Deferred tax assets attributable to tax loss carry-forwards have been capitalised to the extent it has been estimated these can be used against future taxable profits. Total deferred tax assets of SEK 4.0 million (17.0) comprise tax loss carryforwards of SEK 16.2 million in Vitrolife Inc (USA) which has been capitalised. The decrease compared to last year is mainly related to Vitrolife A/S (Denmark) where the previous tax losses have been fully utilised in 2018.

Tax loss carry-forwards attributable to HertArt Aps (Denmark) amounted to SEK 3.5 million (5.3) at the closing date. No deferred tax assets were taken into consideration, since these loss carry-forwards are subject to a degree of uncertainty regarding the extent to which they can be used in the future.

Under existing regulations, all loss carry-forwards have no expiry date. However, all loss carry-forwards are subject to restrictions with regard to the proportion

of the loss carry-forward that can be used to offset taxable profits in respective years. Of the Group total tax loss carry-forwards 94% is valued as deferred tax assets.
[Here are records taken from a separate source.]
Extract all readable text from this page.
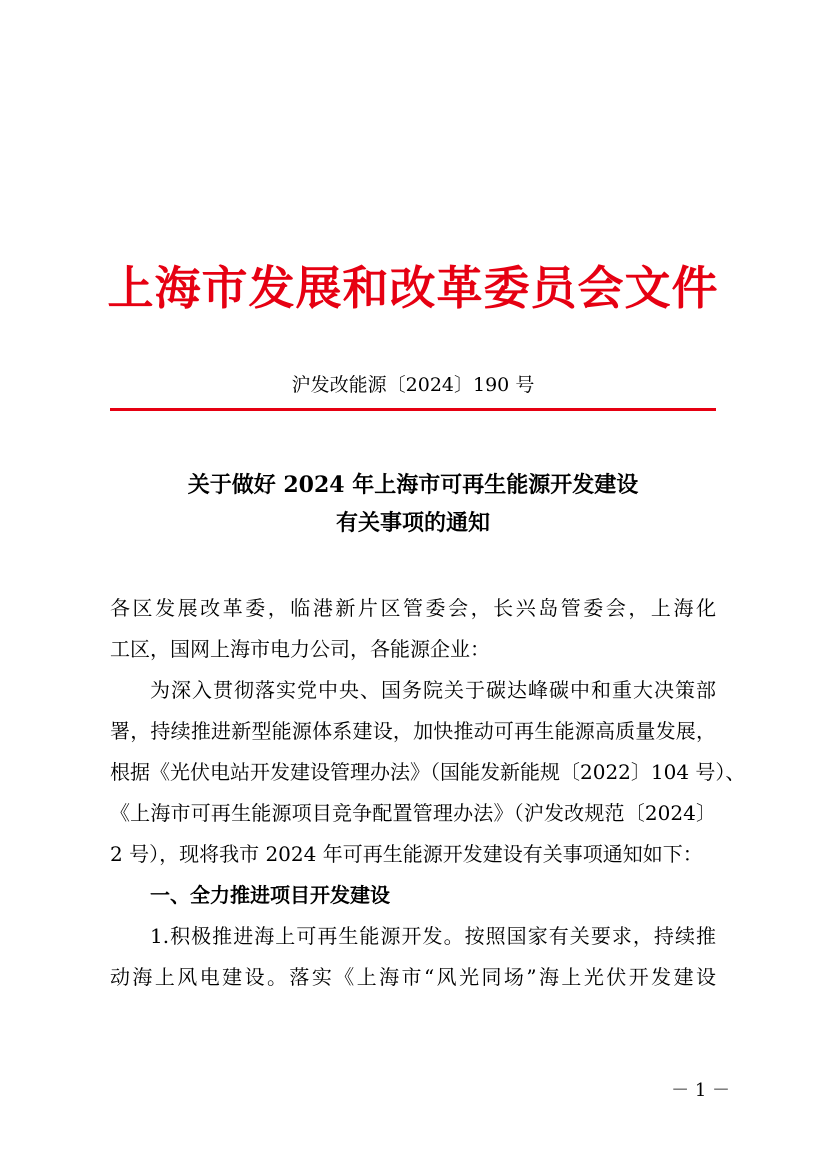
上海市发展和改革委员会文件
沪发改能源〔2024〕190 号
关于做好 2024 年上海市可再生能源开发建设
有关事项的通知
各区发展改革委，临港新片区管委会，长兴岛管委会，上海化
工区，国网上海市电力公司，各能源企业：
为深入贯彻落实党中央、国务院关于碳达峰碳中和重大决策部
署，持续推进新型能源体系建设，加快推动可再生能源高质量发展，
根据《光伏电站开发建设管理办法》（国能发新能规〔2022〕104 号）、
《上海市可再生能源项目竞争配置管理办法》（沪发改规范〔2024〕
2 号），现将我市 2024 年可再生能源开发建设有关事项通知如下：
一、全力推进项目开发建设
1.积极推进海上可再生能源开发。按照国家有关要求，持续推
动海上风电建设。落实《上海市“风光同场”海上光伏开发建设
－ 1 －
Corporate income tax in Sweden

In june 2018, a new tax proposal on corporate income tax was adopted in Sweden. The new rules will be effective on 1 January 2019 and entail a gradual lowering of corporate income tax from 22.0% to 20.6%. As a consequence, the Group's deferred taxes in Sweden have been revaluated using the new corporate tax rate, which resulted in lower deferred tax assets of SEK 116 thousand.

Note 15 Intangible fixed assets

Accounting policies

Goodwill

Goodwill represents the difference between the cost of the business combination and the fair value of the acquired assets, assumed liabilities and contingent liabilities. Goodwill is measured at cost less any accumulated impairment. In order to test for impairment, goodwill is distributed to each cash-generating unit. A cash-generating unit is the lowest level on which goodwill is followed up in the internal control of the Group. Impairment is tested annually, or more frequent if there are indications of impairment. Expenses for internally generated goodwill are recognised in profit or loss when the cost is incurred.

Capitalised expenditure for product development

Research expenditure pertains to expenses for research aimed at obtaining new scientific or technical knowledge. Development expenditure pertains to expenses where research findings or other knowledge is applied to realise new or enhanced products or processes.

Research expenditure is expensed in the period in which it occurs. Development expenditure is recognised in the Group as an intangible asset when the asset is assessed as able to generate future financial benefits and then only under the prerequisite that it is technically and financially feasible to complete the asset, that the intent is and conditions exist for the asset to be used in operations or sold and that the value can be reliably calculated.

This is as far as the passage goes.